Конечно, речь шла о горестном повествовании, которое ему довелось не только прочесть, но и обстоятельно обдумать.
Не он ли, поэт, испытывал неловкость перед тем как заглянуть под обложку экземпляра, уже удостоверившись, что он – не его, а значит – кого-то или – вообще ничей? Своё право распоряжаться им он бы подтвердить не мог никаким образом, равно как не мог бы, заглушая свою совесть, поставить книженцию на полку личной библиотеки по возвращении из этого путешествия. Тут ни к чему были бы любые притязания, хотя бы и перед разбойником. Соглашаясь уступить книгу, Алекс уже определённо не мог не осознавать, что и теперь, уже в который раз предводитель брал над ним верх, повергая его.
– Ну да, – торопливо поправлял он себя в заданном, почти как неуместном вопросе. – Она не моя; возьмите её.
– Благодарю и прошу простить за задержку. Кстати: вы человек добрый и прелюбопытнейшего склада, но – мало доверяете себе; так – не годится. Здоровья и благоденствия! – собеседник произносил эти слова, уже спрыгнув на землю и отходя от кибитки прочь.
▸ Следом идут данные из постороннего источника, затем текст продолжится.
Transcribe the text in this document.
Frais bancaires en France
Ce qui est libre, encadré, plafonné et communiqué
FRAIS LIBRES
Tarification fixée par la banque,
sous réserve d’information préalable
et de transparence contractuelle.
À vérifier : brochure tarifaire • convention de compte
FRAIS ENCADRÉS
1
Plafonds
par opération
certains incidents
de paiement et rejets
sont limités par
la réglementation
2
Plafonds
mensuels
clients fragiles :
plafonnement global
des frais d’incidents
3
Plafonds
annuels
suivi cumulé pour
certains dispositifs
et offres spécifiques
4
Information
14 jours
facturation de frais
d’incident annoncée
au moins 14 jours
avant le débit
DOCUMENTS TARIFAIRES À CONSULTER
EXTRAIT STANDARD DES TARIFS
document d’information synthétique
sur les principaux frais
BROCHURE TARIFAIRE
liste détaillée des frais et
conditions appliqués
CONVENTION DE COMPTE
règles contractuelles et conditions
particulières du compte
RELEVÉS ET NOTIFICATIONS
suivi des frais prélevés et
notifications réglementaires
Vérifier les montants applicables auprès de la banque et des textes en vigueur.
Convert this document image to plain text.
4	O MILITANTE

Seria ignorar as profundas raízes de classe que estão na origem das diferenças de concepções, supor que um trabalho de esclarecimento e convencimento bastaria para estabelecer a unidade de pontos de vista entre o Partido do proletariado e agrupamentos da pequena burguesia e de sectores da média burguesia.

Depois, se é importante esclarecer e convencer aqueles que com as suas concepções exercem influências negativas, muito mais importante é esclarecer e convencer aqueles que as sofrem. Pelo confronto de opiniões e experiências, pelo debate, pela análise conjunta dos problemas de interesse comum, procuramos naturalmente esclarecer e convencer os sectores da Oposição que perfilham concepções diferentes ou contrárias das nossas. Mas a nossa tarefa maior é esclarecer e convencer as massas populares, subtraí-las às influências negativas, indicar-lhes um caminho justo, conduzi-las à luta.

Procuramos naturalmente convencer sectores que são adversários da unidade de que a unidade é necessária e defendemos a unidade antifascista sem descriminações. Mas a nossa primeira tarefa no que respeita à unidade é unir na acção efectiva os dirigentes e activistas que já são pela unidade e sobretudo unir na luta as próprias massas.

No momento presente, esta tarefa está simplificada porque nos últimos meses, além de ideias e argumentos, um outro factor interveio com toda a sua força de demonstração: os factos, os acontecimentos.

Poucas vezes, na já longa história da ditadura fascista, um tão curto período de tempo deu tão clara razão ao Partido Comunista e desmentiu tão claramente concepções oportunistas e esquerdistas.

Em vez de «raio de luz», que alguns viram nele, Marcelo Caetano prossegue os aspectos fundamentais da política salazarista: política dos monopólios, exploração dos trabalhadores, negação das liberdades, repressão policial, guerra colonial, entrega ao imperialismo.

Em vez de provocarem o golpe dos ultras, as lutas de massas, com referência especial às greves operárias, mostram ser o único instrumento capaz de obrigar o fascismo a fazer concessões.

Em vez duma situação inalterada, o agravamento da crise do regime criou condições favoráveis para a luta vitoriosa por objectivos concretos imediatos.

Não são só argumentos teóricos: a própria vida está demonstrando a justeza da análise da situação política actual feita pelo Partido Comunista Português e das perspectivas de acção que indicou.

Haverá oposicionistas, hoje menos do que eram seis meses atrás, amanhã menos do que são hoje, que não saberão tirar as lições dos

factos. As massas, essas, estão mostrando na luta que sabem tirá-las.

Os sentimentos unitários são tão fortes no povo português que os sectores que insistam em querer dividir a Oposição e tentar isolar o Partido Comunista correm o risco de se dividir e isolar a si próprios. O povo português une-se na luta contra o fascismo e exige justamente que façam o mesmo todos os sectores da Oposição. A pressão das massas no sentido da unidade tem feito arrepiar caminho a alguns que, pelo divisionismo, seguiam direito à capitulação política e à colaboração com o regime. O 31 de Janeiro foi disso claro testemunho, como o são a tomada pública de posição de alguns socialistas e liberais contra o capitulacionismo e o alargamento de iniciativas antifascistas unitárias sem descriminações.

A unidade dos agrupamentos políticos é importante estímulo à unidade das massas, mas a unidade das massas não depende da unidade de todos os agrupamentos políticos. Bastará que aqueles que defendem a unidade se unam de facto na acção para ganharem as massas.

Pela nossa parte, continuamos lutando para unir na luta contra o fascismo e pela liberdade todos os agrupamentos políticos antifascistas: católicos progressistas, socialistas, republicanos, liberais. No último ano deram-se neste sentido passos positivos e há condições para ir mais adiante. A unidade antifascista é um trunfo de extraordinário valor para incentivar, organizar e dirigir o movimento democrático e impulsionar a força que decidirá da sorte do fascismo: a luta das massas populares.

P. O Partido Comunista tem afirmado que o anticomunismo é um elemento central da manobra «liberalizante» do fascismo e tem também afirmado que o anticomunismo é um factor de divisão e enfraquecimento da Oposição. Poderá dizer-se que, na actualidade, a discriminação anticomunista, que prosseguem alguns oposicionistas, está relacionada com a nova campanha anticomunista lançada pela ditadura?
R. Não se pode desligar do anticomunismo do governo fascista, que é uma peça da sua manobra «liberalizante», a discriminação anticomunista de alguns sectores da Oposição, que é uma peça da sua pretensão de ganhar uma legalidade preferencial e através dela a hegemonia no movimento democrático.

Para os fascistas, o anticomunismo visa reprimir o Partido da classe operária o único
По тому, как уверенно он вёл себя в этой глуши, не исключалось его происхождение из местных, а в связи с этим и то, что он, возможно, знал Мэрта, своего пусть и не самого ближнего соседа, поскольку их связывало пользование общим просёлком и ввиду этого, вполне вероятно, он даже встречался с ним.
Также и дворянское воспитание в нём, подтверждённое им хотя как-то и по-воровски, явно не исчерпало себя, и непроизвольная мысль об этом становилась весьма существенным дополнением к тому чувству удовлетворения, которое могло удерживаться в поэте ввиду гуманного обхождения с ним на всём протяжении его поездки с разбойниками и особенно в её завершающей части, когда они уже были извещены о жестокостях карателей в Лепках.
Экстренное расставание с ними прибавляло Алексу догадок о них.
Возможно, где-то здесь, уже на значительном удалении от места, где они только перед ним появились, размещался их ещё один, тщательно маскируемый приют, что могло говорить об основательной продуманности их тайной самоорганизации.
Также нельзя было не отметить, насколько внушительным и угрожающим это сообщество должно было считаться теми, по вине которых – прямой или косвенной – оно образовалось, – раз дело дошло до того, что его форпосту позволено было, видимо, уже достаточно продолжительное время находиться чуть ли не у самой околицы охваченного крестьянским негодованием поселения. Даже больше того: таких ближних лесных форпостов могло быть несколько – с разных сторон от поселения. И вовсе не исключалось, что подобных ареалов смуты в одной волости, в уезде, а то ещё и за его пределами могло образоваться ещё несколько. Что же до их влияния на крестьянскую массу и до их решительности и амбиций, то они легко распознавались по отваге и внутренней собранности предводителя, встретившегося Алексу.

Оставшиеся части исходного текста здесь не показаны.